Cuando mi padre finalmente la encontró, estaba pálida y había perdido peso. Pasarían dos años antes de que nuestra familia volviera a reunirse. Mi madre nunca olvidó la experiencia y, aunque se convirtió primero en residente de los Estados Unidos, luego en ciudadana naturalizada y votante activa, siempre tuve la impresión de que tenía sentimientos encontrados sobre este país; su país de acogida y, en última instancia, el país donde ella y mi padre descansarían para siempre.  

Evelyn Alemán en brazos de su madre en diciembre de 1970.
Crédito: Familia Alemán | Cortesía

Tal vez la deportación sea la razón por la que mi padre siempre hizo hincapié en que mis hermanas y yo éramos estadounidenses y que él y mi madre eran ciudadanos naturalizados. Papá solía decir: “Tienes el mismo derecho que cualquier otra persona a llamarte estadounidense”, y yo lo creía firmemente. 

Recuerdo la emoción que sintieron mis padres cuando finalmente se naturalizaron: mi madre en diciembre de 1981 y mi padre casi 6 años después, en noviembre de 1987. También recuerdo estar sentada frente al televisor viendo las noticias sobre las redadas y las deportaciones de inmigrantes. En ese momento observé cómo el estado de ánimo de mi madre cambiaba de su actitud alegre y optimista a una de ira y dolor. Cuando le preguntaba sobre este cambio, me rechazaba y me decía que no necesitaba saberlo. No podía entenderlo y no me enteré de su experiencia hasta que fui adolescente. Guardé la historia en lo más profundo de mis pensamientos para el momento en el que supe entendería mejor el dolor de su experiencia.  

En cuanto a mí, me gradué de la universidad, obtuve una maestría y establecí mi propio negocio. También trabajé en el gobierno local y me mantuve activamente involucrada en el servicio público, abogando por las familias inmigrantes y las causas de los inmigrantes.  

Cuando oigo hablar de redadas estos días, me acuerdo de mi madre y de lo mucho que se sacrificó para garantizar que sus hijos, así como su familia en casa, tuvieran mejores oportunidades. Pienso en esas madres y padres que se ven obligados a abandonar sus lugares de trabajo sin saber si verán a sus hijos o quién cuidará de ellos, y en la gran ansiedad que pudieran sentir. Como madre, me parte el corazón saber que esto todavía sucede en nuestra sociedad y, lo más importante, que permitimos estas prácticas antidemocráticas, inhumanas y antiestadounidense.  

También pienso en los hombres y mujeres jóvenes de nuestro sistema educativo que tienen talento y desean tener un impacto positivo en nuestras comunidades, pero que no pueden asistir a la universidad debido a su estatus legal.

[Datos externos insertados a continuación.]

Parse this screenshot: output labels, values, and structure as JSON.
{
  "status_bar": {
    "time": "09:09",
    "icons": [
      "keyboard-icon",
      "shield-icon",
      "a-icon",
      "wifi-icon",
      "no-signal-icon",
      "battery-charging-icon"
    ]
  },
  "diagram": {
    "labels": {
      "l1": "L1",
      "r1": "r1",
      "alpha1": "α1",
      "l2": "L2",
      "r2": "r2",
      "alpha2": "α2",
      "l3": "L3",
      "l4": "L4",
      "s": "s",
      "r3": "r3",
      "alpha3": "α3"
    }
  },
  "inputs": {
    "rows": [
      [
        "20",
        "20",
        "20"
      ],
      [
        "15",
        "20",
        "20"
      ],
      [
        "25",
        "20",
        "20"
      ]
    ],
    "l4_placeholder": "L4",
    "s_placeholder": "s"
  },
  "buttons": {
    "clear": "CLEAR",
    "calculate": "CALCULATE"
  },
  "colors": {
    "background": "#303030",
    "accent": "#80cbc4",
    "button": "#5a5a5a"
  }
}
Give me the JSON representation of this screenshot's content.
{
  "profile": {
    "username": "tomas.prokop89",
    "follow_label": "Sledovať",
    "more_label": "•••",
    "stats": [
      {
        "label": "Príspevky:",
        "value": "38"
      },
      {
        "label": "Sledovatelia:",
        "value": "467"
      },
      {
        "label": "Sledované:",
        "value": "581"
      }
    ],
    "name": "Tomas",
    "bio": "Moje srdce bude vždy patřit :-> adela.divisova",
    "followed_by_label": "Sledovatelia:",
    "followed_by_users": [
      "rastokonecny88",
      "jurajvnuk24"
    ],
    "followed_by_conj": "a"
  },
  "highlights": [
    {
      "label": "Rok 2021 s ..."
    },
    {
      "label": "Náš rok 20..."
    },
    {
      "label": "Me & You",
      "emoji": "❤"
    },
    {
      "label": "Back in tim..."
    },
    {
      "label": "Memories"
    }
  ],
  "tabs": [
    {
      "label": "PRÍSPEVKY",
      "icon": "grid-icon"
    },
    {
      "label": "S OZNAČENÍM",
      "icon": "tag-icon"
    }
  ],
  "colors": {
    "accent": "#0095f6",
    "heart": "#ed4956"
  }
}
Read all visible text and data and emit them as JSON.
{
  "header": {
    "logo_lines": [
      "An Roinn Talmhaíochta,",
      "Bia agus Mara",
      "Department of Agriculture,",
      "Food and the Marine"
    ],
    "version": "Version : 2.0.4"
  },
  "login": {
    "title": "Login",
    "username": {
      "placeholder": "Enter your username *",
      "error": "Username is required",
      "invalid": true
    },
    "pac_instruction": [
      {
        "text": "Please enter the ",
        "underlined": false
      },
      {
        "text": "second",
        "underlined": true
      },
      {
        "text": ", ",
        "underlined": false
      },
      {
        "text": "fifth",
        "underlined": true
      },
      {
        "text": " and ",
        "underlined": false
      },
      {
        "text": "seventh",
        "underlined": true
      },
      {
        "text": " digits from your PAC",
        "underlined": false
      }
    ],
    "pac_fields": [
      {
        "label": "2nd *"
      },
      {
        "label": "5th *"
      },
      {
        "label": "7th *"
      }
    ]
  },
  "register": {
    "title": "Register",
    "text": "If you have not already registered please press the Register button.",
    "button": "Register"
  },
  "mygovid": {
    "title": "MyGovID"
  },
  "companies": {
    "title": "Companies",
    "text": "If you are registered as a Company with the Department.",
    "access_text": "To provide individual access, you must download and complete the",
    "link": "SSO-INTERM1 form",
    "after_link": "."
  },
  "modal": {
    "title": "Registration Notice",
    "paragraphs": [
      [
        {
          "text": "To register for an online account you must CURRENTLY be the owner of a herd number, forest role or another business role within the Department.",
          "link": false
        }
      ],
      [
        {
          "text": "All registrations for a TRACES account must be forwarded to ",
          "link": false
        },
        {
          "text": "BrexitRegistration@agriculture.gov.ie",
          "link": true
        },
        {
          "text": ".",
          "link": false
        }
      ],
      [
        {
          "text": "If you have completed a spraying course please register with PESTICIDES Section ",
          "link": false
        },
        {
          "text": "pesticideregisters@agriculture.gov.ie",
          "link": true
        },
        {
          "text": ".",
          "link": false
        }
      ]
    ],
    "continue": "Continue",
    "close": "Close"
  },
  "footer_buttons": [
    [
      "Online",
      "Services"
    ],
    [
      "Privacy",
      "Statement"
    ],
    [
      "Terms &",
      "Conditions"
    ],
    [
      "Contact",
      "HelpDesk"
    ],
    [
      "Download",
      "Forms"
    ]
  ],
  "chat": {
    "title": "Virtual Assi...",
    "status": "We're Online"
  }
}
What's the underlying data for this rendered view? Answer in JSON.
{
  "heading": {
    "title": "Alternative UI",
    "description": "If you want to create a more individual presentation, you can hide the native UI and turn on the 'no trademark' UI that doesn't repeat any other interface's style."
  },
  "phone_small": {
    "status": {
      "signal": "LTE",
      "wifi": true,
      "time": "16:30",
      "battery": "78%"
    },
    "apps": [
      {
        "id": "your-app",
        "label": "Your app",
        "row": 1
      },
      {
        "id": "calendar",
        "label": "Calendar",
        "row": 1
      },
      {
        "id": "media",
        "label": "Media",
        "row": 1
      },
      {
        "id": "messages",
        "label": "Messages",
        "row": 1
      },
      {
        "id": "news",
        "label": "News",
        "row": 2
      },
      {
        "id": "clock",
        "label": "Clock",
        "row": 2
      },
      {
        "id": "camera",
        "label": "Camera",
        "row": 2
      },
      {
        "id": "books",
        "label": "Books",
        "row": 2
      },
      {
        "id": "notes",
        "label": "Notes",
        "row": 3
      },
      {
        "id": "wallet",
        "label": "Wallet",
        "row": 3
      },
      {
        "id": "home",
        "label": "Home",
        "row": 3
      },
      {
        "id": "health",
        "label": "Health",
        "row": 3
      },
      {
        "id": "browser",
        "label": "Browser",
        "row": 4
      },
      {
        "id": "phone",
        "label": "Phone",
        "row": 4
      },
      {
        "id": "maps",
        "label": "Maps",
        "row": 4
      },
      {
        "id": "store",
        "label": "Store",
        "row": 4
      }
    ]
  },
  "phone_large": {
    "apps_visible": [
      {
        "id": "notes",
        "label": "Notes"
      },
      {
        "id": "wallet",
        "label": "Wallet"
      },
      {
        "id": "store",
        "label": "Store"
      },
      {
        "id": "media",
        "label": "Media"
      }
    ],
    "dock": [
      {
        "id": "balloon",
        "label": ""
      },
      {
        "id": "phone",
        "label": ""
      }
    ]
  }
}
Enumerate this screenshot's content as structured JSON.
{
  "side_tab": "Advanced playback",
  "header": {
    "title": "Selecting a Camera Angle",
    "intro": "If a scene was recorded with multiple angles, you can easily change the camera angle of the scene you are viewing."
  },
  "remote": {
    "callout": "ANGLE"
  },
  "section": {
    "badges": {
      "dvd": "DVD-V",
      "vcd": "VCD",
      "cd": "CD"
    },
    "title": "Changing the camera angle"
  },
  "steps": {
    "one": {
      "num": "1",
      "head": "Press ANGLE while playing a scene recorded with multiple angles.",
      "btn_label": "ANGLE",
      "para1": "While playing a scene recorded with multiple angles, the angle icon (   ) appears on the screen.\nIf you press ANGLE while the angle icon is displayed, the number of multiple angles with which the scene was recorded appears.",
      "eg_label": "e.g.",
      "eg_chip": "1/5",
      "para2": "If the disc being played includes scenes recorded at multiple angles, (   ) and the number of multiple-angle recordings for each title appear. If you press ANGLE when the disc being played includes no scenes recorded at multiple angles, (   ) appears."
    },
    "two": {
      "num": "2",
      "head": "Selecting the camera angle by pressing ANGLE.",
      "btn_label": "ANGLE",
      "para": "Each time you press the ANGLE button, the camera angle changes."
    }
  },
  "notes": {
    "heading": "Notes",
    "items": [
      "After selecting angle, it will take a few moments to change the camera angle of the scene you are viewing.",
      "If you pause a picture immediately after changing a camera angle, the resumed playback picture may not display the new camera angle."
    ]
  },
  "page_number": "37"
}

Me pregunto cuándo encontraremos el coraje para arreglar el sistema y ayudarlos a lograr sus sueños.  

Pienso en todos los inmigrantes que han luchado de diversas maneras para hacer de los Estados Unidos de América un país fuerte, un modelo de unidad para que el mundo lo siga – E Pluribus Unum o De muchos, uno – y en la rapidez con la que hemos olvidado nuestra propia historia.  

(*) Evelyn Aléman es la fundadora de Our Voice: Communities for Quality Education, una organización sin fines de lucro que ayuda a las familias inmigrantes a navegar por el sistema de educación pública y mejorar su calidad de vida.